Veja-se o título dum jornal dito de referência, o DN:
"PSD fez contas. No tempo de Sócrates havia 661 mil desempregados. Agora só há 636 mil". E de seguida :"PSD garante que o governo reduziu o desemprego. E que o emprego aumentou: "há mais 204 mil portugueses, felizmente, a trabalhar". "Os portugueses deram a volta", diz o CDS."


Noutro lado. no economico, em tom apologético e em letras bem gordas
"CDS invoca José, o carpinteiro, para "vencer a batalha do desemprego”
Paulo Portas surge sem gravata e com a camisa aberta no Tempo de Antena do CDS para as próximas eleições"

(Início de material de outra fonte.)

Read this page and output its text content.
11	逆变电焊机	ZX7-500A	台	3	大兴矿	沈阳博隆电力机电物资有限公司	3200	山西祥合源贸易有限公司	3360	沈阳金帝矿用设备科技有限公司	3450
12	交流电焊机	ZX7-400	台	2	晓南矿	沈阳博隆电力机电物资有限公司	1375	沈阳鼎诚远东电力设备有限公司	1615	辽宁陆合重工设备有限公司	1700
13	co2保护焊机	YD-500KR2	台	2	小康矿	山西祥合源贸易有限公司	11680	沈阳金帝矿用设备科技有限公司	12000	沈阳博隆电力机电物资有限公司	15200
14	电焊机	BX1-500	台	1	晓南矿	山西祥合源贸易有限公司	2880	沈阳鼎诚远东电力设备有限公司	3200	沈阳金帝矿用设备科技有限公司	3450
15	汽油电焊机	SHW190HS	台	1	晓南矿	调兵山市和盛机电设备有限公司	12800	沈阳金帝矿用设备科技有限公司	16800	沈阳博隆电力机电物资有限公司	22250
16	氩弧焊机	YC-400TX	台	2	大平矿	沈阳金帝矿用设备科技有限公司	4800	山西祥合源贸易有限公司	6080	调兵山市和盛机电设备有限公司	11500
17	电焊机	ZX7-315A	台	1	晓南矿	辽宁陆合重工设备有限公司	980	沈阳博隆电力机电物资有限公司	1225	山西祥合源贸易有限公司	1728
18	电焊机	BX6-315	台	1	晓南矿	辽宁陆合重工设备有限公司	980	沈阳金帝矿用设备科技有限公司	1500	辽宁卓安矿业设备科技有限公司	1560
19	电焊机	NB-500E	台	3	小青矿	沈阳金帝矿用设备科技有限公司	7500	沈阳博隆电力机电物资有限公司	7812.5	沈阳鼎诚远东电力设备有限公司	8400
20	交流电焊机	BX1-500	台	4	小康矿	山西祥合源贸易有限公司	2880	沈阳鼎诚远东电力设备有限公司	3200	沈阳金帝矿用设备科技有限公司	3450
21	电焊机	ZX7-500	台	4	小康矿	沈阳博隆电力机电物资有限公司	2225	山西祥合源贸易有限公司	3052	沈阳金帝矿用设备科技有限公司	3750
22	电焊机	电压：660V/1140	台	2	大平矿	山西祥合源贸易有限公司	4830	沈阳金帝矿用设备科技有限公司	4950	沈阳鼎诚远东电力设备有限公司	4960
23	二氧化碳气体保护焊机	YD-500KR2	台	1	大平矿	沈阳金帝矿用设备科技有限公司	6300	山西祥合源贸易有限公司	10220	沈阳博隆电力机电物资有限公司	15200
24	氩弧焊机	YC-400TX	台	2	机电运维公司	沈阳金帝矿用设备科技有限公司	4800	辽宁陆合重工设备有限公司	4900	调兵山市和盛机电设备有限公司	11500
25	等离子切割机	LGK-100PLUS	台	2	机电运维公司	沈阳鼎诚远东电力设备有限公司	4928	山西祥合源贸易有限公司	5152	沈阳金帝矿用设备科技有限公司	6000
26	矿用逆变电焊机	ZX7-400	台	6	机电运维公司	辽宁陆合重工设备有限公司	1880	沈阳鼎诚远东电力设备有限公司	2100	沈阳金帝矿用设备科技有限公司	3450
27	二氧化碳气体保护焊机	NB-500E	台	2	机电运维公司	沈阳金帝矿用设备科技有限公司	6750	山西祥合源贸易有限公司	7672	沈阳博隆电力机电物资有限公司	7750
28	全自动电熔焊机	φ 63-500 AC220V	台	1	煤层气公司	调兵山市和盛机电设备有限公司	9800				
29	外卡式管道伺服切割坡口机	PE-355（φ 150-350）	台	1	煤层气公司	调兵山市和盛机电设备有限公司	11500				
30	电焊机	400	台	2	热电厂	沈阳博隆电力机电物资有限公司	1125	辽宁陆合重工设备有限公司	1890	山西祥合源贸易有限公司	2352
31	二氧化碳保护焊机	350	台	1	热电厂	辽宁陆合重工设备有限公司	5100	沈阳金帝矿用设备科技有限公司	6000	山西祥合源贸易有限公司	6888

Eis como "eles" manobram. E ainda há quem pense em lisura de processos por parte desta escumalha. Veja-se por exemplo o autêntico esterco que pulula nos blogs de mais baixa extracção e o tom das intervenções dos serventuários do regime.

De

Anónimo disse...

Seria muito mais fácil se em vez de estatísticas de desemprego os políticos se preocupassem em mostrar os números da evolução do emprego e depois a evolução dos salários médios associados. Isso sim seria esclarecedor.

Henrique Pereira dos Santos disse...

A ideia de considerar o Carlos Moedas um desempregado, como faz o post, é hilariante. Genial.

Anónimo disse...

Ainda bem que também o acha sr Henrique santos.

Sabe se o governo tenciona contratar mais algum bom "rapaz" para o presentear pelo "trabalho" desenvolvido? E dar-lhe guia de marcha para ver se o junta à lista de "desempregados"? Dá cor local e anima as hostes, não acha?

As excepções parece que agora constituem a regra, pelo que apesar de, no seu caso parecer ser a regra, ainda o convidam para o lugar .

De

Pedro Ferreira disse...

Caro Nuno,

Estou a fazer um execício similar e que segue grosso modo o que o Nuno descreveu. Há no entanto um conceito que não entendo no seu post: o que significa "activo migrante", em que medida é que este deve ser adicionado ao desemprego oficial e onde é que essa informação está publicada?

Para terminar: será que dá para actualizar o gráfico agora que a informação do 2º trimestre está disponível?

Muito obrigado pela atenção,

Pedro Ferreira

Anónimo disse...

Qual é a fonte deste grafico?

Nuno Serra disse...

Caro Pedro Ferreira,
Sobre as justificações para incluir a emigração (ou melhor ainda, os saldos acumulados de activos migrantes), nas estimativas do desemprego, sugiro-lhe a consulta do estudo do Observatório sobre Crises e Alternativas (http://www.ces.uc.pt/observatorios/crisalt/documentos/barometro/13BarometroCrises_Crise%20mercadotrabalho.pdf) e deste artigo no Público: http://www.publico.pt/economia/noticia/tres-ou-quatro-coisas-que-e-preciso-saber-acerca-do-desemprego-1691484.
Conto em breve poder fazer a actualização gráfica dos últimos dados do mercado de trabalho, relativos a Junho deste ano.